SALT LAKE CITY — Next week, Donovan Mitchell is going to turn on the Western Conference Finals and feel the sting. A couple weeks later, he'll turn on the NBA Finals and feel it all over again.

He'll feel it when he goes to the grocery store or fills up his car, or even when he does any other monotonous thing. He'll feel that the Utah Jazz should not have lost Friday.

And that pain will be much worse than anything he felt playing on his sprained ankle.

Mitchell finished off another superstar-confirming playoff run with a 39-point, nine-assist, nine-rebound performance in Friday's season-ending loss.

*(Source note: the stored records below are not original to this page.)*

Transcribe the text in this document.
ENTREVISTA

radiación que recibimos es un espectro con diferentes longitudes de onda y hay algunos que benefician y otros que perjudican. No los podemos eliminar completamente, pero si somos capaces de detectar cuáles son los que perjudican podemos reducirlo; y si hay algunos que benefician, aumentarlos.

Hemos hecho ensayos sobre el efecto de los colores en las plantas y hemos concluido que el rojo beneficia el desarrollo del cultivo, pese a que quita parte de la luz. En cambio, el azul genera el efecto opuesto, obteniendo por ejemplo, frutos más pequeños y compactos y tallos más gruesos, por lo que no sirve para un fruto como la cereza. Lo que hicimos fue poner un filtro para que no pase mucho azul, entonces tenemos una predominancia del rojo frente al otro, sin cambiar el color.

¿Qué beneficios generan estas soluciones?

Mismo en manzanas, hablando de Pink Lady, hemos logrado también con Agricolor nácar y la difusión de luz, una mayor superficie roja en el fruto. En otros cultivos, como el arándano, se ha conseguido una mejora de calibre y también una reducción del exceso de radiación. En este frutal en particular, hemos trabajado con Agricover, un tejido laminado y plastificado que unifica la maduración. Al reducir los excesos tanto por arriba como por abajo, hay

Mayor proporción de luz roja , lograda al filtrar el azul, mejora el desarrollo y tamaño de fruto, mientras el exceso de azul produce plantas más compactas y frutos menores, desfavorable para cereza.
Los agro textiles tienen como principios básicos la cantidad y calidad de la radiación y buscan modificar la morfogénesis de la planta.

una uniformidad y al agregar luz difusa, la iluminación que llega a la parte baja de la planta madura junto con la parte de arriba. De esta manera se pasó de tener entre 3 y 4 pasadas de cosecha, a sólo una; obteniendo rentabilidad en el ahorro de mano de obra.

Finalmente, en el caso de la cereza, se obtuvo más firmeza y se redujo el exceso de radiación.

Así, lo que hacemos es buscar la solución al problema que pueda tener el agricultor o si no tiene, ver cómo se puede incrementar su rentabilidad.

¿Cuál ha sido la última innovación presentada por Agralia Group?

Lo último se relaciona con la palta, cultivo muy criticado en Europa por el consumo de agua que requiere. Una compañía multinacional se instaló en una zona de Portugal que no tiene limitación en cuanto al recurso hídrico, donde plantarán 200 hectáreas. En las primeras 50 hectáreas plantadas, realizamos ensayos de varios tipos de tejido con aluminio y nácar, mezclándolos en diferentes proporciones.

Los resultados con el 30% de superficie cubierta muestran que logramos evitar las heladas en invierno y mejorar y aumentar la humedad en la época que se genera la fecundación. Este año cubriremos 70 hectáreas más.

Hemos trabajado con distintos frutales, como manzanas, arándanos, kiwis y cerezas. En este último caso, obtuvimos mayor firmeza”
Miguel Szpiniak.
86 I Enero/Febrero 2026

But the lasting image of Mitchell from Game 6 won't be of him Euro stepping through the lane or draining a deep triple, it will be of Mitchell crashing down to the court after his right ankle gave out again late in the game.

He slammed the floor in pain, frustration and anger. The grimace he had hidden so well throughout the playoffs was now fully on display. The ankle had played a leading role in ending Utah's season.

"I don't know, it hurt," Mitchell said. "And it was just a lot going on. It was slipping away, that's about all I can say. Just tried to fight. That's it, really."

The Jazz won the first two games of the series when Mitchell was at least somewhat healthy. Once he re-injured his ankle in Game 2, he was a different player — and it was a different series.

"Not great," he said when asked how his ankle felt before the game. "But, I mean, it is what it is. It's not — I'm not going to sit here and say, 'Oh, I was hurt.' That's not me. You know what I mean? Just trying to find a way by any means necessary. That was the mindset."

Mitchell, bum ankle and all, averaged 32.3 points in the playoffs, including eight games of 30 or more points. In the second-round series alone, Mitchell had games of 45 points, 39, 37 (twice) and 30.

He couldn't get into the paint as easily, he couldn't even fully land or take off on his right foot — and he had to hide a grimace nearly the entire series. Yet, he still found a way to put up big numbers. Heck, he was a game-time decision in Game 6, and by the end of the first quarter he had already scored 16 points.

What would have happened if he was fully healthy? How far could he have carried the Jazz?

Those are the questions that are going to haunt him more than anything in the offseason. With how Utah played in the regular season and how wide open the field was, the Jazz felt they had the pieces to not just contend but win a championship. Mitchell tried not to let an injury — and one that significantly hampered him — derail those dreams.

"He's a warrior," Jazz coach Quin Snyder said. "And it's a unique player that has the competitiveness and the desire to play through that type of pain. And, obviously, you saw when he started the game. I think as the game progresses, it just becomes harder and harder on him because of his ankle."

Mitchell won't have to play on it again anytime soon, and his right ankle will get a much-needed break to recover and heal for next season. But that thought is way harder for Mitchell to endure than grinding it out in the playoffs on 1.5 legs.

One pain will subside; another one won't.

"It hasn't fully sunk in for me yet. I'm still in shock," Mitchell said. "This summer is going to look a little different because obviously I'm hurt. So I'm definitely trying to rehab first so I'm ready for next season. I don't know. I don't know what I'll be doing next week. I'll probably be sitting here mad as hell watching the games and doing whatever."

And wishing he was still laboring up the court, doing everything he could to win.